Thursday, November 26, 2009

Oasis 2-Night, Day 2




On Day 2 of our Oasis cruise, RCI top executives including Richard Fain, Adam Goldstein, Lisa Bauer, Vickie Freed, and Capt. Bill Wright invited interested passengers to a Common Ground session in Studio B--basically, an open Q&A forum. Comments and questions were wide ranging, but I’ll mention just a few topics here.

One question of particular interest to all of you (and us agents) is pricing—relatively steep when compared to industry standard, with some inside cabins topping $1000 per person. However, Goldstein was quick to point out that the Oasis is not an industry standard ship, a fact no one could contest. There are more options and activities included in the price (watch for details from our 7-day), and it is unique in the best sense of the word. Why not charge more if passengers receive more in return for their dollar? Right now, execs seemed pretty pleased with booking trends, so I wouldn’t count on price reductions anytime in the near future. As we all know, though, prices usually reflect what the market will bear.

Another interesting topic addressed: the ship herself. According to Fain, she’s about 30% more energy efficient than other ships. Case in point, the Master Switch in cabins. Turn it off, and you’ve lost both lighting and AC. Leave your balcony door open too long, and the switch is turned off for you. As Fain stated, he had no intention of cooling off the Bahamas with the ship’s AC unit!


How does the Oasis handle? If you saw the YouTube videos circulating of the ship crossing the North Atlantic, you may have heard Wright speak about the 80-foot seas and hurricane force winds encountered. Two glasses of wine placed on a table never so much as jiggled, and the shows in the theater continued without a hitch. As a matter of fact, Wright also spoke of an elevator test required, in which the ship must list 3.5 degrees to certify the equipment. It took a massive effort of furniture and people moving to one side and some maneuvering tricks on his part to finally reach compliance. She handles just that well.

Bauer addressed my question about the number of passengers gradually being added during the inaugural season. They began with 1100 and increased to 3600 for our sailing. There should be a good 4,000 onboard for the December 5 seven-night inaugural, with full capacity anticipated by January.

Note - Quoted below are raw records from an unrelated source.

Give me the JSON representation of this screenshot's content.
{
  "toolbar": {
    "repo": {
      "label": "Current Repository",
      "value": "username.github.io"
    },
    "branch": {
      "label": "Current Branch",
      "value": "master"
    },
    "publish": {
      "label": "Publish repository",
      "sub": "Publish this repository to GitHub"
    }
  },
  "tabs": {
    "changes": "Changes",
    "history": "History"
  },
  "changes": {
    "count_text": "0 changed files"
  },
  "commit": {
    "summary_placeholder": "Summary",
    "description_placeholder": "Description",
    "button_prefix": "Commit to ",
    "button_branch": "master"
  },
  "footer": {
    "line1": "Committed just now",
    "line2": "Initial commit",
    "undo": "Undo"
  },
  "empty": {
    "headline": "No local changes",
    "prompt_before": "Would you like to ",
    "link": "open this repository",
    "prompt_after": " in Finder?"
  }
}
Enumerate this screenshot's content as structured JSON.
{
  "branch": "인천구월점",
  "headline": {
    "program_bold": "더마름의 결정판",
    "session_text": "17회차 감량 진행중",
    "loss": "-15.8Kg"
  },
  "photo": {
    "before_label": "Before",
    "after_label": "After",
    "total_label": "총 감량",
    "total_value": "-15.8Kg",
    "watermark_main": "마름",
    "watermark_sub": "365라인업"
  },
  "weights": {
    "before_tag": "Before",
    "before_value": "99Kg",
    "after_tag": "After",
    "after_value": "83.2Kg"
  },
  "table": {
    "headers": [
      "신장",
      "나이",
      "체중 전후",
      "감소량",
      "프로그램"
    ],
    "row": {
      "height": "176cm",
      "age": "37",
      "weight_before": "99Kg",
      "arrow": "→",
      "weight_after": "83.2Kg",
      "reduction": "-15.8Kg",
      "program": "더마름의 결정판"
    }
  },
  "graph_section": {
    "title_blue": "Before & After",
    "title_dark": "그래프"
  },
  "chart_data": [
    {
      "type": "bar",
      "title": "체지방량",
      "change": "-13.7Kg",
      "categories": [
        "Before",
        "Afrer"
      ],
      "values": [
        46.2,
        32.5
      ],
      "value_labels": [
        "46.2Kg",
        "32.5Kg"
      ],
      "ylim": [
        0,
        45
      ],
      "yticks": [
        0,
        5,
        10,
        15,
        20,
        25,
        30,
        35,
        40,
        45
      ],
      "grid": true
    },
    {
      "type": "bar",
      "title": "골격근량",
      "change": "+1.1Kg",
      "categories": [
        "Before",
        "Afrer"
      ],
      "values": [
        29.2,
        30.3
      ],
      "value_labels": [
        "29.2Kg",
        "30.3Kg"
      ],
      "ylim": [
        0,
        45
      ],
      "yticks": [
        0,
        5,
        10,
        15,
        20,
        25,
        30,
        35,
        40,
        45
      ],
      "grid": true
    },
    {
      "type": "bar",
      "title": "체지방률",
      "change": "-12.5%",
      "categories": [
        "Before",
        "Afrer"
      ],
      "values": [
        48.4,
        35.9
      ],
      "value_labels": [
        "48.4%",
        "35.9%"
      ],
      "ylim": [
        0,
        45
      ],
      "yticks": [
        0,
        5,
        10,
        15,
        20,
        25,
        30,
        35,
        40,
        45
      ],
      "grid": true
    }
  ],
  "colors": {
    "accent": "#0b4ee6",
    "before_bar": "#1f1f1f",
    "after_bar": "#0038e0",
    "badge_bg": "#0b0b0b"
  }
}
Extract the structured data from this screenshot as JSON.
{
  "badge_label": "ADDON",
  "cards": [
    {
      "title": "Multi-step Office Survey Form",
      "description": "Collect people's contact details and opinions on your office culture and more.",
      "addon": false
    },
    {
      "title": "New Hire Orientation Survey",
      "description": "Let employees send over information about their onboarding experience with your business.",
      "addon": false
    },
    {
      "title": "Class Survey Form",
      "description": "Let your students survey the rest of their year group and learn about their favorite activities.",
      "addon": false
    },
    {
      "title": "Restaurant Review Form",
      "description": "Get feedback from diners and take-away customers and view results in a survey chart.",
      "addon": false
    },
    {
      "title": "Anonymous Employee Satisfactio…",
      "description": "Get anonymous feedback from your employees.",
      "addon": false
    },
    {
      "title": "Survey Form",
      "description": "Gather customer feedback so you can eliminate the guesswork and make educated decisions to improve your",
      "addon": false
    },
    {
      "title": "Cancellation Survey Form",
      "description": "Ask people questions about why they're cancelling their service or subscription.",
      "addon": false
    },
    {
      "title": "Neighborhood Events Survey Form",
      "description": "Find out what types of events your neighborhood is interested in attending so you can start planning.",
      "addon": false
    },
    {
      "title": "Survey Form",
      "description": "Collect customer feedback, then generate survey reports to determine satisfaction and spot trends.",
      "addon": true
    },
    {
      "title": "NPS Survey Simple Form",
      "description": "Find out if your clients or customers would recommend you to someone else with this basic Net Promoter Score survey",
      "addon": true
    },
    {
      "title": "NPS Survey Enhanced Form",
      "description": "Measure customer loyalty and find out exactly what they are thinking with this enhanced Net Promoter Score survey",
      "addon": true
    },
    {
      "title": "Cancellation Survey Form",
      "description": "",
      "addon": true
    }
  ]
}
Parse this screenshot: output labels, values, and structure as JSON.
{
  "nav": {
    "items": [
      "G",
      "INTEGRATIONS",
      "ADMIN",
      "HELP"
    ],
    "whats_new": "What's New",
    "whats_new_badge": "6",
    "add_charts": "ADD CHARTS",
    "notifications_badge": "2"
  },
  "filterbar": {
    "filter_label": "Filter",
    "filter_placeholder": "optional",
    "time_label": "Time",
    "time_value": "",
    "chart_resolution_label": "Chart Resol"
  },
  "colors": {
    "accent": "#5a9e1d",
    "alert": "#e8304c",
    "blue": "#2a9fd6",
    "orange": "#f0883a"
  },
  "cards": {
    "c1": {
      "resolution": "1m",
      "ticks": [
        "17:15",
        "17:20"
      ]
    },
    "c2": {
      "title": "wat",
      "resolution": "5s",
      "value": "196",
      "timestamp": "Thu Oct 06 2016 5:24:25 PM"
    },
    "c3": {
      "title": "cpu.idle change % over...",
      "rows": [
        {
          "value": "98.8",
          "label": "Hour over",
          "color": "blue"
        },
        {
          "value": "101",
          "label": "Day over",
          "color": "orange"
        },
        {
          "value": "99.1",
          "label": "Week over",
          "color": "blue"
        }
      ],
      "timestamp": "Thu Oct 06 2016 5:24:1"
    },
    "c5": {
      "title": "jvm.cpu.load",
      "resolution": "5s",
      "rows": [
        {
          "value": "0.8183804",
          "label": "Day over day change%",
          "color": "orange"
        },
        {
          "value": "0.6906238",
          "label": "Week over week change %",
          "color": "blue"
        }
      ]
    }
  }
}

Now, I must also tell you about a really cool feature on each deck near the elevators. Want to find your cabin number really fast? Then go to the interactive touch-screen display, type in the number, and voila! The cabin is highlighted along with a trail to get there. Same with venues on that deck. Very spiffy. One thing that might prove confusing, however, is the fact that the deck number is not part of the number displayed on each cabin door. For instance, if your cabin is on Deck 9, and your room number is 9719, then all you’ll see displayed is 719; and that same number will be reflected on your room card.

Since I’m talking about rooms, let’s focus on cabin types now—some 37 different categories on the Oasis. Included in this post are three photos (in Blogger order, not mine!): view from an AquaTheater Suite, view from our Boardwalk Balcony Stateroom, and inside our stateroom.

I’ve already described our Boardwalk Balcony and the similar Central Park Balconies. Even more noteworthy, however, are the suites. As usual, you can book a Junior, Grand, Owner’s, or Royal Suite, and still available to families are the Royal Family Suite, as well as both the Family Ocean View and Family Interior Staterooms. Now on the Oasis, though, families will also have the option of booking a Family Stateroom with Balcony at a little lower price tag than the RFS. The bath only contains a shower, no tub, but is plenty roomy. And following the trend of Freedom Class ships, the Oasis features a Presidential Suite, holding up to 14 people and requiring a minimum of 8 persons to book.

But it was the Loft Suites and AquaTheater Suites that grabbed our attention. Loft Suites are amazing—very modern with sleek d├ęcor and spanning two levels. The Royal Loft Suite is top-of-line, accommodating 8 persons, but the Sky and Crown Lofts are nothing to sneeze at, either. And I was especially fond of the AquaTheater Suites. Three on each side of the ship’s aft overlook the AquaTheater, and we’re told that occupants can order dinner for their expansive balconies to enjoy while watching the shows. Very innovative! Although there was no show scheduled during our cruise, we did see some divers and synchronized swimmers rehearsing one afternoon. According to printed materials, the pool will be open for public swimming at times, too.

Finally for this post, I’d like to mention the little extra touches you’ll see around the ship. On the adult miniature golf course are clever “doggies” and other animals, and on the neighboring children’s course, you’ll see a “child” dressed in knickers and a riding cap teeing off. A series of viewing scopes located in various spots onboard allow close-up “looks” (all implanted, of course) at such sights as insect-bearing amber, beach scenes, or roadways, etc.

This ship truly does deliver the “Wow”!